The sculpture of Colin Powell should have been located rotating in the circular space of the table and there would really be something to talk about. All I overheard was a mother being asked by her young daughter 'What is he holding?' and she off-handedly with a cursory glance answered 'a bullet'. I think it was a chemical phial, weren't we meant to be dealing with weapons of mass destruction. Don't hold your breath waiting for the trial of the murderer of Alexander Litvinenko who had a 'substantial' dose of Polonium-210. It only needed a little phial like Colin Powell was holding? Don't forget Saddam Hussein gassed thousands of innocent Kurds in Halabja in 1988. But the only ones we know about are in nursery rhymes with curds and whey. What is whey mum? Is it like you are getting in my whey? It's alright dear, when you grow up you'll learn that mums and dads don't give you answers for everything. It's sad that Norman King's 1938 leaflets on poster design, banners, typography and script writing look more attractive than Goshka Macuga's newspaper. I'll get a good night's sleep and read it in the morning and see if it is worth the paper it's printed on. Maybe she can cadge a lift with my Polish builder friends, they are heading home for the recession. Oh, you're still there! No, it wasn't worth the paper it's printed on. A new newspaper with nothing new.

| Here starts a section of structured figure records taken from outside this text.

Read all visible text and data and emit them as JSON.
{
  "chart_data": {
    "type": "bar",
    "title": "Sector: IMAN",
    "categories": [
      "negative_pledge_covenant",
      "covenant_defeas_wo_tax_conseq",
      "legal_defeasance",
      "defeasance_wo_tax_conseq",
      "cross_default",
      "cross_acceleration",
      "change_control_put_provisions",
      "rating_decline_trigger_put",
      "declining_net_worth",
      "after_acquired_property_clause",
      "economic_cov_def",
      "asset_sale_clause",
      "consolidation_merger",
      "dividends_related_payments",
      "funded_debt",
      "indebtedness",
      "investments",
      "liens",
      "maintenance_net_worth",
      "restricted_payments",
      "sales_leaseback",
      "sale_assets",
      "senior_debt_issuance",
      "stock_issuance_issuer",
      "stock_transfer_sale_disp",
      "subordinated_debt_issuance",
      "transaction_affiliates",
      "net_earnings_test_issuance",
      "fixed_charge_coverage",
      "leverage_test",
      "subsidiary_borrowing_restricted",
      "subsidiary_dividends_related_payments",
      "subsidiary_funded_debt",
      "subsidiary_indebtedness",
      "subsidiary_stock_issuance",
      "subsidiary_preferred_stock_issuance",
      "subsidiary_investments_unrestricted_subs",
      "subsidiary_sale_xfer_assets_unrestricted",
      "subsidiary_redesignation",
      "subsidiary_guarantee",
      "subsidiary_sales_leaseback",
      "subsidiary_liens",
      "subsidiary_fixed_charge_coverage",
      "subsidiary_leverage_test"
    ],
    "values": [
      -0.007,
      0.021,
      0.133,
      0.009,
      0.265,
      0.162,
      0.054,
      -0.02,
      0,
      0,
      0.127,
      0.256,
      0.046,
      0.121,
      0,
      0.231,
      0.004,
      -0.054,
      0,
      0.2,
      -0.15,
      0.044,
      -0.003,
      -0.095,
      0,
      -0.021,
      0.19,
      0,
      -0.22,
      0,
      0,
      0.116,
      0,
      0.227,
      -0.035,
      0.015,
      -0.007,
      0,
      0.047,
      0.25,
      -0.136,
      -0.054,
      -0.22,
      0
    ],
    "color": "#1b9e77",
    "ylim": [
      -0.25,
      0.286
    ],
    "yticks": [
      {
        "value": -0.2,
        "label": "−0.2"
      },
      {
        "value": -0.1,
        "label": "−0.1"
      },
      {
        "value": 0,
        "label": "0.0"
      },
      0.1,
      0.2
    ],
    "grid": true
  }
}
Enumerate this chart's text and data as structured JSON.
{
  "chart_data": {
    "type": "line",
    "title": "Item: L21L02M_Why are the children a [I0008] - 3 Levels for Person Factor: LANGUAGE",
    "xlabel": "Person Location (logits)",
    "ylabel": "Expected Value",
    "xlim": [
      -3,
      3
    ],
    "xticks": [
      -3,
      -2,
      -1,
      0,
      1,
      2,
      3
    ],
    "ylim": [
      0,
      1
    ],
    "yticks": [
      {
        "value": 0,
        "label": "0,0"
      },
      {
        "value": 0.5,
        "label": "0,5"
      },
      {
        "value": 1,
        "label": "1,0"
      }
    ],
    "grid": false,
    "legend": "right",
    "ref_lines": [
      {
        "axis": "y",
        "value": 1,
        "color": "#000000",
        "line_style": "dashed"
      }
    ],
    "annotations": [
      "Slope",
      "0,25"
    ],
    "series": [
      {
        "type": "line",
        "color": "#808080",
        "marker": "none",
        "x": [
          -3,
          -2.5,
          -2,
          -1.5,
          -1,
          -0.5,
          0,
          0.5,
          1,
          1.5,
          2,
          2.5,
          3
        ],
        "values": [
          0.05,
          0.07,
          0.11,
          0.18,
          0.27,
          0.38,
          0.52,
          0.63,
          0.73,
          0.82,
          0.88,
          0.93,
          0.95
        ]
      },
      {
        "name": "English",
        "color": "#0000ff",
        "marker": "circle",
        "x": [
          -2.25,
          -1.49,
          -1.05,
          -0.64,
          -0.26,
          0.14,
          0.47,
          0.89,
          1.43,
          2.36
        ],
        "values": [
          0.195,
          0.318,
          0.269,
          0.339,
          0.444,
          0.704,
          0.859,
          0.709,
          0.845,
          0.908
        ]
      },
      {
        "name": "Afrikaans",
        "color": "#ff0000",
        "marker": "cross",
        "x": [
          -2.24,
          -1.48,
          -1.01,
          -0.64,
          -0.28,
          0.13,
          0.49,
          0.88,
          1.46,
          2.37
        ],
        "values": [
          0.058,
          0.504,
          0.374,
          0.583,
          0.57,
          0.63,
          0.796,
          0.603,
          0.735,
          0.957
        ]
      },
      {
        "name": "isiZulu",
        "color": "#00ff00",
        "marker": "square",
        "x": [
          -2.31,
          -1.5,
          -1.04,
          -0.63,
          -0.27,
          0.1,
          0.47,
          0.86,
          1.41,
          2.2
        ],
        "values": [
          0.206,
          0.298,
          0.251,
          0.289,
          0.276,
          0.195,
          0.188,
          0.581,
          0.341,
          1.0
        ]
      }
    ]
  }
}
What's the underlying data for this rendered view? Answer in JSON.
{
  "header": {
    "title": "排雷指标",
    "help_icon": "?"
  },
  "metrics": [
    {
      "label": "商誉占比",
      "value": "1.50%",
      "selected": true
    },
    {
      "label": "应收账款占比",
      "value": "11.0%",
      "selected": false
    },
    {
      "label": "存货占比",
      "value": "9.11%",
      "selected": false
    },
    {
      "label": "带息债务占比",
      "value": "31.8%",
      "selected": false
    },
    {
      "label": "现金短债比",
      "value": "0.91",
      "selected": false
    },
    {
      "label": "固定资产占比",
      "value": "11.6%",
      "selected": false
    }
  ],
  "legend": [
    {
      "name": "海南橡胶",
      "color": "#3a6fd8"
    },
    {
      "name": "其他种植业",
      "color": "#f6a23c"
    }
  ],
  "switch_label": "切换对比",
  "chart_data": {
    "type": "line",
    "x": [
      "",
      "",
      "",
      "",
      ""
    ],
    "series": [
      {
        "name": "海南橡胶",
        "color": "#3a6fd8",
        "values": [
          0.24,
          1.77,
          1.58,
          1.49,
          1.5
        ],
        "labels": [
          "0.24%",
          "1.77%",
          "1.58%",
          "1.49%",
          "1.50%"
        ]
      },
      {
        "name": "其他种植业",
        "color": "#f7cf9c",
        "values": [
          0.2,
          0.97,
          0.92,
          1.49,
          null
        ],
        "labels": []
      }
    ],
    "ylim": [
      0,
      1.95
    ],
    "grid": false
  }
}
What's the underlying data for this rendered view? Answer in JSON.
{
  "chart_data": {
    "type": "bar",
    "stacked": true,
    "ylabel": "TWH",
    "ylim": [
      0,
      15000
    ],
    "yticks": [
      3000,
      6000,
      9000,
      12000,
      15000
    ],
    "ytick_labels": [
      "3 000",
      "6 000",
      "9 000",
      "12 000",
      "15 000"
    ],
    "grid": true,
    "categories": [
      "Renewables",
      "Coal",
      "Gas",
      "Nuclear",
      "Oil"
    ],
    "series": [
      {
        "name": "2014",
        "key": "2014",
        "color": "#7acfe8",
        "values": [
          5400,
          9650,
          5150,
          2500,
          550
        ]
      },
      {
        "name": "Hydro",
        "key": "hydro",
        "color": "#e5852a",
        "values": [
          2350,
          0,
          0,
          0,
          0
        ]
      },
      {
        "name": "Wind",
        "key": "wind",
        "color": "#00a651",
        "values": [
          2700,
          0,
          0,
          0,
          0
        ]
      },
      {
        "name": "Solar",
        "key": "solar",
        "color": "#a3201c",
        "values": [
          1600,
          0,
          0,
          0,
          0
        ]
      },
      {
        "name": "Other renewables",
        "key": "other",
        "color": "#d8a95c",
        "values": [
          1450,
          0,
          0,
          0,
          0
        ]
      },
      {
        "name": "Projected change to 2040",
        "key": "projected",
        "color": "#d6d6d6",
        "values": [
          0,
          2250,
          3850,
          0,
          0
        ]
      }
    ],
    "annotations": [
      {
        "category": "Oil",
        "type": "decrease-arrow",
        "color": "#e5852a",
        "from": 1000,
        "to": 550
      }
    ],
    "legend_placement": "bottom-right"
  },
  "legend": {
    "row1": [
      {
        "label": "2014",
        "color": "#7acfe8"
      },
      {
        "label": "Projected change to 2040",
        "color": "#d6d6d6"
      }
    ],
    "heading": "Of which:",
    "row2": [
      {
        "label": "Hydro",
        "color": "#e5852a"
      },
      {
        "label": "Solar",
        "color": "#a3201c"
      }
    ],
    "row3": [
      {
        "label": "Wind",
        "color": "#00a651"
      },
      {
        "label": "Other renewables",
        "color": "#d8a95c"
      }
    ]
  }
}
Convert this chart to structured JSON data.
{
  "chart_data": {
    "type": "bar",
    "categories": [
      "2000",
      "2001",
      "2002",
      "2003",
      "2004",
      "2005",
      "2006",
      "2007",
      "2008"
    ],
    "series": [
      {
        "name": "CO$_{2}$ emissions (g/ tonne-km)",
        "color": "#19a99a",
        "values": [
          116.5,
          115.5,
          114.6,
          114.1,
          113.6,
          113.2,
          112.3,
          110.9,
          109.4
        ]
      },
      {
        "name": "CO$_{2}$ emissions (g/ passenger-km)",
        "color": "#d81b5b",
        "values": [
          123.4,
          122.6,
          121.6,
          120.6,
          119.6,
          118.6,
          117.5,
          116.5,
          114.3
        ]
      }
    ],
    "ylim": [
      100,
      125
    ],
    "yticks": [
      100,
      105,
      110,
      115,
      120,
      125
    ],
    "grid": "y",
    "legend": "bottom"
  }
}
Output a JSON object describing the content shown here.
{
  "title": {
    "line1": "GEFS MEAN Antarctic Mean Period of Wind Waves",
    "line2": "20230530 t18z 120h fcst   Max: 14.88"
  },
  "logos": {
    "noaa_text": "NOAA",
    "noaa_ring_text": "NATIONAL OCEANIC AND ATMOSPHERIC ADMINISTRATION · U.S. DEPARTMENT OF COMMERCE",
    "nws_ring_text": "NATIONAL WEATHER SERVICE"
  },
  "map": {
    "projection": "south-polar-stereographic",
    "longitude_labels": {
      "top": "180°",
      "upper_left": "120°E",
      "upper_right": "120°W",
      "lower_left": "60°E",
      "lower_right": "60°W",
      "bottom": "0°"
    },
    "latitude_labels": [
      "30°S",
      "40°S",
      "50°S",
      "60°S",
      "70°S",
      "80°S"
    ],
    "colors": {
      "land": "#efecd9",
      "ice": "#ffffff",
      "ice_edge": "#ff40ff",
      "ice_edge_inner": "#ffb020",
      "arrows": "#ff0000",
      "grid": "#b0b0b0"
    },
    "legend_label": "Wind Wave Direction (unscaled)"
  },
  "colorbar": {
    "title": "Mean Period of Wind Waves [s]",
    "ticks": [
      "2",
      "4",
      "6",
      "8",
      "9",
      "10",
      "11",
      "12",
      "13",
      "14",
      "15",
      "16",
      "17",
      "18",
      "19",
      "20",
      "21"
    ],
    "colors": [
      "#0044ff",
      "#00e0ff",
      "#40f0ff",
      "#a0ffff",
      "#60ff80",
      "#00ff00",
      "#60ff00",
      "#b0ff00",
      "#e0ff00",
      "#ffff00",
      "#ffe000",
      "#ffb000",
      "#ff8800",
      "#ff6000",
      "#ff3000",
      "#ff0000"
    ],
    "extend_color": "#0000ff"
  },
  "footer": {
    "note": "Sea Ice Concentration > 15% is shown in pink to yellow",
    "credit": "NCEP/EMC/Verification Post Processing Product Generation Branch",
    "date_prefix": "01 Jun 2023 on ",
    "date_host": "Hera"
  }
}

It's time to re-appropriate the 1974 Iranian graffiti "Kill Lies All". Try reading it from right to left. Can I bring my embroidery kit and work it into the tapestry?

Well most of the shows are only there for a couple of weeks. But I do look forward to the forthcoming additional exhibitions of the British Council Collection. Oh, I nearly forgot to mention the weather vane by Rodney Graham. I'm not inclined to change my opinions whichever way the wind blows.

It's quite prophetic. I wonder if he trained the horse to walk backwards. I must get a copy of Erasmus's 'The Praise of Folly'. And while I'm at it I'll see if Bob Walsh has more bright ideas like his 'The Conservationist.' If you really want to learn how to do everything properly go down to the new Saatchi Gallery. Even the paintwork of the main hall at Henrietta Barnet School for Girls looks better than this. You could set the girls the task of painting an Homage to Henrietta.

Is the Whitechapel Gallery half-finished, or half-started? Pour me another glass and I'll tell you. We'll know when the graffiti taggers and Banksyites join the Trotskyites and get going with their spray cans on the unfinished walls. The chewing gum brigade is already treading in its masticated art just as they do even in The Tower of London. No, I didn't see a clash of symbols, Waldemar, just the distant clatter of clashing dustbin lids. Does anyone know where I can buy some big blue curtains? Has anyone got Christo and Jeanne-Claude's number, then I can wrap this Whitechapel Art Gallery issue up. They wouldn't have dared open to the public on April Fool's Day.